The Guardian’s Jonathan Watts describes China’s new plan for wildlife preservation, unveiled as the UN COP10 talks on biodiversity begin in Nagoya.
China’s biodiversity action plan designates 52 priority conservation areas, covering 23% of the country; it promises state funds for protection; and sets a target of controlling biodiversity loss by 2020.
Sichuan, has been the first province to put the plan into action. It has set aside about 930m yuan (£87m) and identified five ecological protection areas: one links to existing giant panda reserves, another restores an area damaged by industry, two conserve semi-tropical flora and fauna, and another offsets the impact of dams.
“These are solid commitments. If China can implement this plan systematically, then they will be managing better than any other country,” said Matthew Durnin, lead scientist in north Asia for the US group Nature Conservancy, which has advised the drafters of the new strategy ….
Gretchen Daily, associate professor at Stanford University, claimed China went further than any other country in embedding “natural capital” into decision making.

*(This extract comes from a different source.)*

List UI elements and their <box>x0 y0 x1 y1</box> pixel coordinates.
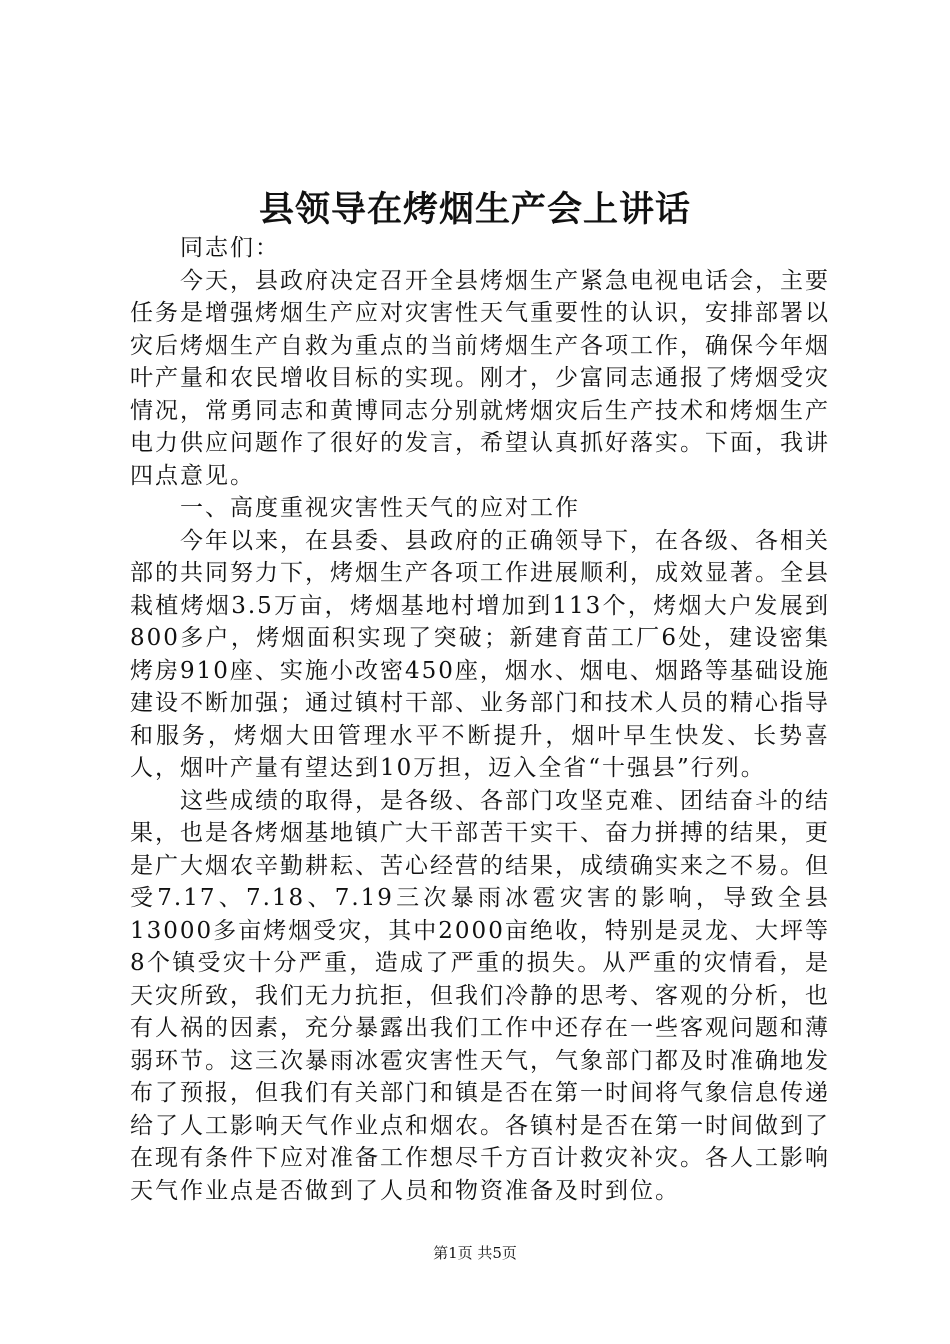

But some conservationists have warned that poor enforcement often undermines such initiatives. “Sometimes the laws are not well implemented so the destruction … goes unpunished,” said Yan Xie, of the Wildlife Conservation Society. “China has done a great deal, but we cannot be optimistic about biodiversity conservation while the underlying problems remain of habitat loss, pollution, overuse of pesticides and over consumption.”
While explaining the importance of the Nagoya talks, Mike Shanahan at China Dialogue cites inadequate communication as another problem that has frustrated past efforts:
In 2002 governments agreed to reduce significantly the loss of biodiversity by 2010. But they failed, in large part because they did not address the underlying causes of biodiversity loss – such as a lack of awareness of the true value of biodiversity and a failure to include the true costs of biodiversity loss in policies and plans. With a new, more ambitious and better-designed strategy, governments now have another chance to create a global agreement to preserve and wisely use our planet’s living resources in ways that bring benefit to all.
Key to this will be better communication about biodiversity, conveying why it is important, what its decline means and what can be done about it.
A major issue in wildlife conservation both in China and beyond is the country’s appetite for endangered animal parts in traditional medicine, which such communication might help suppress. To that end, the World Federation of Chinese Medicine Societies issued a statement earlier this year discouraging the use of tiger bones by its members and dismissing some of their purported health benefits (while reaffirming others):
According to TCM theories, tiger bones are able to strengthen muscles and bones, and relieve pain and epilepsy, which has been confirmed by TCM practice over thousands of years. However, WFCMS notes that, some individuals and organizations with little understanding of the essence and modern development of TCM misinterpret and exaggerate the medicinal properties of tiger bones. Such misinterpreting shows little respect for TCM practices and is harmful to tiger conservation efforts.
To protect wild tigers, the Chinese government and the international community banned the use of tiger bones in medication, and tiger bones were removed from Chinese pharmacopeia in 1993. Since then, China has successfully reduced the demand for tiger bones in its domestic market, which contributes to the conservation of wild tiger population in China and its neighboring countries.
In the recent BBC documentary Lost Land of the Tiger, however, zoologist Alan Rabinowitz accuses the Chinese medicinal market of continuing to contribute to the species’ decline. According to a Observer report on the looming Global Tiger Summit in St Petersburg, China, like Vietnam, Cambodia and North Korea, no longer has a viable breeding population in the wild.